Manufacture of equipment and subscriber terminals: The domestic equipment manufacturing base for foreign telecom products has grown during the past few years. However, growth in this sector is not as significant as that in the telecom service sector. More importantly, it has not resulted in significant value creation in India, since all the IPR and technology for such manufacturing and products is owned by foreign companies. The equipment production of “Indian products” is negligible and whatever manufacturing took place in India consisted of only low value-adding assembly/soldering activities.

Access to markets: Indian product companies, being late starters, have been unable to achieve economies of scale in the fast growing domestic market because of the dominance of imported products.

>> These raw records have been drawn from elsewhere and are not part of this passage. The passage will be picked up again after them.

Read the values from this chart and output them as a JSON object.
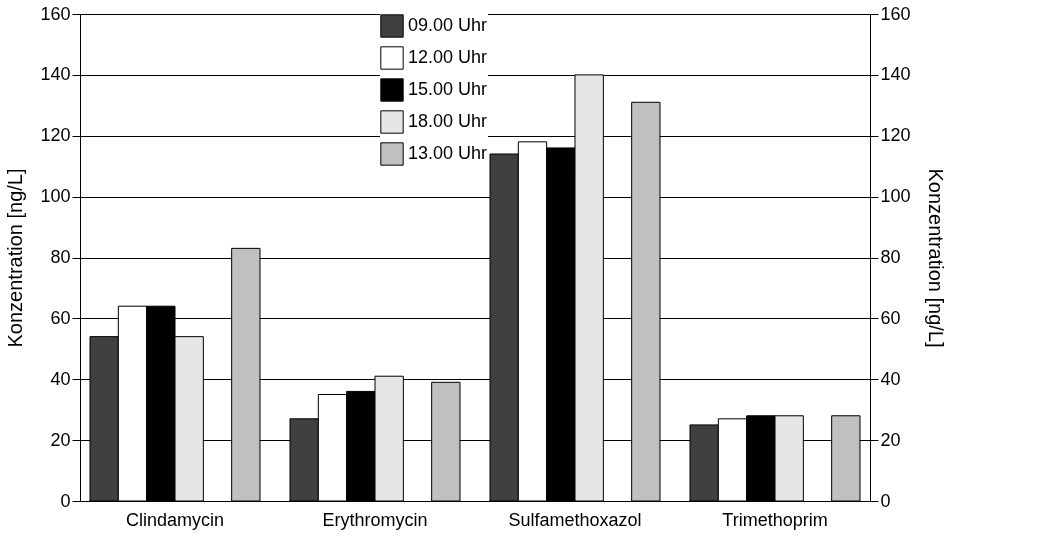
{
  "chart_data": {
    "type": "bar",
    "categories": [
      "Clindamycin",
      "Erythromycin",
      "Sulfamethoxazol",
      "Trimethoprim"
    ],
    "series": [
      {
        "name": "09.00 Uhr",
        "color": "#404040",
        "values": [
          54,
          27,
          114,
          25
        ]
      },
      {
        "name": "12.00 Uhr",
        "color": "#ffffff",
        "values": [
          64,
          35,
          118,
          27
        ]
      },
      {
        "name": "15.00 Uhr",
        "color": "#000000",
        "values": [
          64,
          36,
          116,
          28
        ]
      },
      {
        "name": "18.00 Uhr",
        "color": "#e6e6e6",
        "values": [
          54,
          41,
          140,
          28
        ]
      },
      {
        "name": "13.00 Uhr",
        "color": "#c0c0c0",
        "values": [
          83,
          39,
          131,
          28
        ]
      }
    ],
    "ylabel": "Konzentration [ng/L]",
    "y2label": "Konzentration [ng/L]",
    "ylim": [
      0,
      160
    ],
    "yticks": [
      0,
      20,
      40,
      60,
      80,
      100,
      120,
      140,
      160
    ],
    "y2lim": [
      0,
      160
    ],
    "y2ticks": [
      0,
      20,
      40,
      60,
      80,
      100,
      120,
      140,
      160
    ],
    "grid": "y",
    "legend": "top"
  }
}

There have been demands of preferred domestic market access so that they can get the volumes necessary to make them price competitive against global players.

Some of the questions raised by TRAI for consultation are:

• What are the components that can be manufactured in the country with due consideration to commercial viability?

•  What should be the degree of indigenous manufacture of components that we can achieve in a time frame of 5 and 10 years?

•  Is the duty currently being levied on components high? If so, on what components can the duty be reduced? What are the financial implications?

•  Should the concept of mandatory use of Indian products/manufactured products be introduced in the Indian context?

•  Should a percentage of the Indian market be reserved for domestic manufacturers? If so, what should the percentage be?

•  What should be the objective and focus of the R&D efforts by 2020?

•  What should be the role of the government and the industry with regard to the R&D effort? What should be the investment, if any, by the government?